Accords et désaccords mutualistes

L’appel à réformer notre  » cher  » système de soins de santé a fait réagir en sens divers les mutualités socialistes et chrétiennes d’une part, et les mutualités libres, d’autre part.

Les critiques exprimées dans ces pages il y a deux semaines par le Pr Erik Schokkaert (KUL et UCL) sur le manque d’efficacité de notre système de soins de santé basé sur la concertation et sur l’insuffisante responsabilisation financière des mutualités ont visiblement atteint leur cible. « Non, la réforme des mutualités n’est pas un tabou, mais il ne faut pas jeter le bébé avec l’eau du bain « , défendent en ch£ur Jean-Pascal Labille et Michel Jadot, respectivement secrétaire général et président de l’Union nationale des mutualités socialistes.  » Le système belge est certes complexe, mais il est efficace. Chaque mois, les instances de l’Inami prennent des décisions qui permettent à l’assurance-maladie de fonctionner, même en l’absence de gouvernement.

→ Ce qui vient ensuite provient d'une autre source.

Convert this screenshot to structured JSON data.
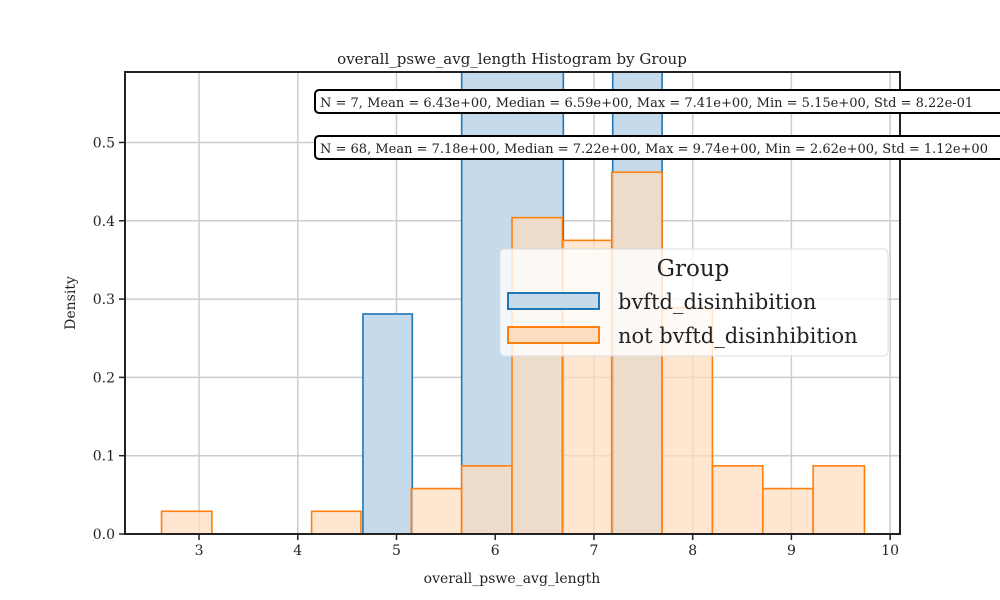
{
  "chart_data": {
    "type": "histogram",
    "title": "overall_pswe_avg_length Histogram by Group",
    "xlabel": "overall_pswe_avg_length",
    "ylabel": "Density",
    "xlim": [
      2.25,
      10.1
    ],
    "ylim": [
      0,
      0.59
    ],
    "xticks": [
      3,
      4,
      5,
      6,
      7,
      8,
      9,
      10
    ],
    "yticks": [
      0.0,
      0.1,
      0.2,
      0.3,
      0.4,
      0.5
    ],
    "ytick_labels": [
      "0.0",
      "0.1",
      "0.2",
      "0.3",
      "0.4",
      "0.5"
    ],
    "grid": true,
    "legend": {
      "title": "Group",
      "placement": "center-right"
    },
    "series": [
      {
        "name": "bvftd_disinhibition",
        "color": "#1f77b4",
        "fill": "#c5daea",
        "bins": [
          {
            "x0": 4.66,
            "x1": 5.16,
            "density": 0.281
          },
          {
            "x0": 5.66,
            "x1": 6.69,
            "density": 0.59
          },
          {
            "x0": 7.19,
            "x1": 7.69,
            "density": 0.59
          }
        ]
      },
      {
        "name": "not bvftd_disinhibition",
        "color": "#ff7f0e",
        "fill": "#fedcbf",
        "bins": [
          {
            "x0": 2.62,
            "x1": 3.13,
            "density": 0.029
          },
          {
            "x0": 3.13,
            "x1": 3.63,
            "density": 0.0
          },
          {
            "x0": 3.63,
            "x1": 4.14,
            "density": 0.0
          },
          {
            "x0": 4.14,
            "x1": 4.64,
            "density": 0.029
          },
          {
            "x0": 4.64,
            "x1": 5.15,
            "density": 0.0
          },
          {
            "x0": 5.15,
            "x1": 5.66,
            "density": 0.058
          },
          {
            "x0": 5.66,
            "x1": 6.17,
            "density": 0.087
          },
          {
            "x0": 6.17,
            "x1": 6.68,
            "density": 0.404
          },
          {
            "x0": 6.68,
            "x1": 7.18,
            "density": 0.375
          },
          {
            "x0": 7.18,
            "x1": 7.69,
            "density": 0.462
          },
          {
            "x0": 7.69,
            "x1": 8.2,
            "density": 0.289
          },
          {
            "x0": 8.2,
            "x1": 8.71,
            "density": 0.087
          },
          {
            "x0": 8.71,
            "x1": 9.22,
            "density": 0.058
          },
          {
            "x0": 9.22,
            "x1": 9.74,
            "density": 0.087
          }
        ]
      }
    ],
    "annotations": [
      "N = 7, Mean = 6.43e+00, Median = 6.59e+00, Max = 7.41e+00, Min = 5.15e+00, Std = 8.22e-01",
      "N = 68, Mean = 7.18e+00, Median = 7.22e+00, Max = 9.74e+00, Min = 2.62e+00, Std = 1.12e+00"
    ]
  }
}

Un second avantage du modèle de concertation est l’adhésion du terrain : les décisions sont mieux appliquées que si elles étaient imposées d’en haut.  »

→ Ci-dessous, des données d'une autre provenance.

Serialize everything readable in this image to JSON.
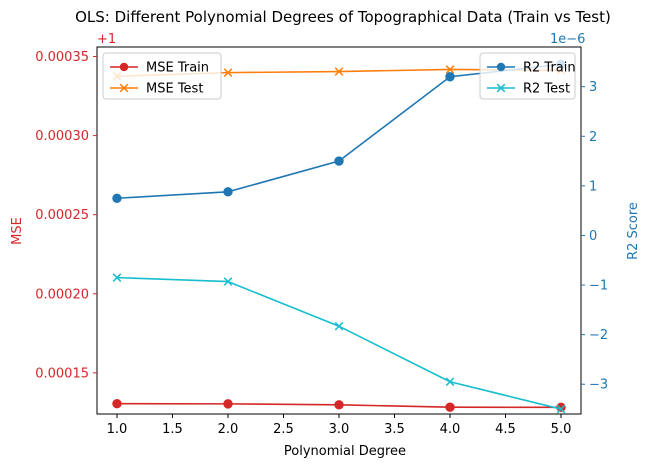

La proposition du Pr Schokkaert de donner plus de pouvoir de gestion aux mutualités et d’avancer ainsi, même avec extrême prudence, vers un modèle de concurrence régulée ne trouve que très peu de grâce aux patrons des mutualités socialistes :  » Les Pays-Bas ont donné plus d’autonomie aux organismes assureurs, mais ils sont occupés à faire marche arrière après avoir constaté les dérives des mécanismes de marché.  » Du côté de la Mutualité chrétienne, le secrétaire général Jean Hermesse préfère lui aussi défendre un modèle de responsabilité collective :  » Des exemples aux Etats-Unis ou en Suisse démontrent par ailleurs que l’introduction de principes de concurrence ne débouche pas sur une meilleure gestion des dépenses globales, au contraire. « 

Responsabilité financière

Tout est-il donc parfait dans le système belge ?  » Bien sûr que non, il faut avancer sur des réformes, notamment revoir certains mécanismes de financement à l’acte médical, qui n’incitent pas à la responsabilité financière. Nous osons aussi affirmer qu’il y a trop d’hôpitaux en Wallonie, ce qui entraîne des comportements de surconsommation. Mais nous préconisons des mesures générales plutôt que la possibilité pour chaque mutualité de négocier des conventions en direct avec les prestataires de soins « , résument Jean-Pascal Labille et Michel Jadot. Un constat largement partagé par Jean Hermesse, qui estime que les mutualités assument déjà largement leur part de responsabilité financière, à travers leur rôle actif et  » raisonnable  » dans l’arbitrage des budgets de soins de santé notamment.

Au final, le débat fait clairement apparaître une divergence entre les deux  » grandes  » (près de 70 % des affiliés du pays) et les  » libres  » (quelque 2 millions d’affiliés), qui veulent aller un pas plus loin dans la réforme des structures :  » Nous ne voulons certainement pas d’un système concurrentiel, mais les acteurs ne sont pas assez incités à une meilleure gestion financière du système, si ce n’est par de petits mécanismes collectifs complexes. Nous plaidons pour l’introduction de mesures de performances des soins de santé, inexistantes dans notre pays, et pour que les mutualités puissent assumer une responsabilité financière directe sur des domaines bien précis, comme l’accom- pagnement des maladies chroniques,  » insiste Xavier Brenez, directeur général de l’Union des mutualités libres.